Prove that convex function is bounded from below

Question

Let $f: [a,b] \to \mathbb{R}$ be a convex function. Prove that $f$ is bounded from below, that $f$ has a maximum and that this maximum is $f(a)$ or $f(b)$.

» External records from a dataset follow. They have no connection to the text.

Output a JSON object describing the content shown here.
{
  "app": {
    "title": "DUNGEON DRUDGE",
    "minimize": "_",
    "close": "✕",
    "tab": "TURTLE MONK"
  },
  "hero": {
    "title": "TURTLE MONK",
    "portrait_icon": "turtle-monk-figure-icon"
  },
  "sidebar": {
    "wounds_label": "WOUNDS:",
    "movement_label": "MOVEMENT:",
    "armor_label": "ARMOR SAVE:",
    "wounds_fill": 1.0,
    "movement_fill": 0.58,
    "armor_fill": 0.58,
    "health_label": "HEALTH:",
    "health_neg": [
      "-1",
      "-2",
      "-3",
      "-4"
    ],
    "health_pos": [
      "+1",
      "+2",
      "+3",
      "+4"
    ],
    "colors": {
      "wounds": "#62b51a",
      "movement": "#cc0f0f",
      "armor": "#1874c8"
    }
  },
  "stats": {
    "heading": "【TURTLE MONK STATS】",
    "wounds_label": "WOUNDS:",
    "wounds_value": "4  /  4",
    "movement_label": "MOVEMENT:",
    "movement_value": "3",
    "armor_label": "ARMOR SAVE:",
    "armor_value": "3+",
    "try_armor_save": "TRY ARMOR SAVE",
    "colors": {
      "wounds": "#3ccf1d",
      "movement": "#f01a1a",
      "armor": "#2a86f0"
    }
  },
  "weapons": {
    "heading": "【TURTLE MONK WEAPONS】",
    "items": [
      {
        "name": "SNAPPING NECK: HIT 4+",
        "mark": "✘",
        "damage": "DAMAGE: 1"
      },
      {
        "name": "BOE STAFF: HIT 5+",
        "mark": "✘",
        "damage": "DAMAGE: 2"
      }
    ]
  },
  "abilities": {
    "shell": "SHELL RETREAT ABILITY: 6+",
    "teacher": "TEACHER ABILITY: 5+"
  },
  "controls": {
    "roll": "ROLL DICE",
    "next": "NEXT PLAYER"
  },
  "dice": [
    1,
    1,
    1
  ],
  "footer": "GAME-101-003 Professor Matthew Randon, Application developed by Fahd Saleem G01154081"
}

I need some help. I think some information is missing, but probably not. Any ideas?

Answer 1

If $x \in [a,b]$ then we can write $x=ta+(1-t)b$ with $0 \leq t \leq 1$. Hence $f(x)\leq tf(a)+(1-t)f(b) \leq t\max \{f(a),f(b)\}+ (1-t) \max \{f(a),f(b)\}=\max \{f(a),f(b)\}$

Proof of the fact that $f$ is bounded below: On any closed sub interval of $(a,b)$ the function is continuous, Hence bounded. Hence, if $f$ is not bounded below then there exist a sequence $x_n$ converging to $a$ or $b$ such that $f(x_n) \to -\infty$. Suppose $x_n \to a$. Write $\frac {a+b} 2 $ as $\lambda_n x_n +(1-\lambda_n) b$. Compute $\lambda_n$ from this equation and observe that $\lambda_n \to \frac 1 2$. Now take limits in $f(\frac {a+b} 2 ) \leq \lambda_n f(x_n) +(1-\lambda_n) f(b)$ to get the contradiction $f(\frac {a+b} 2 )=-\infty$.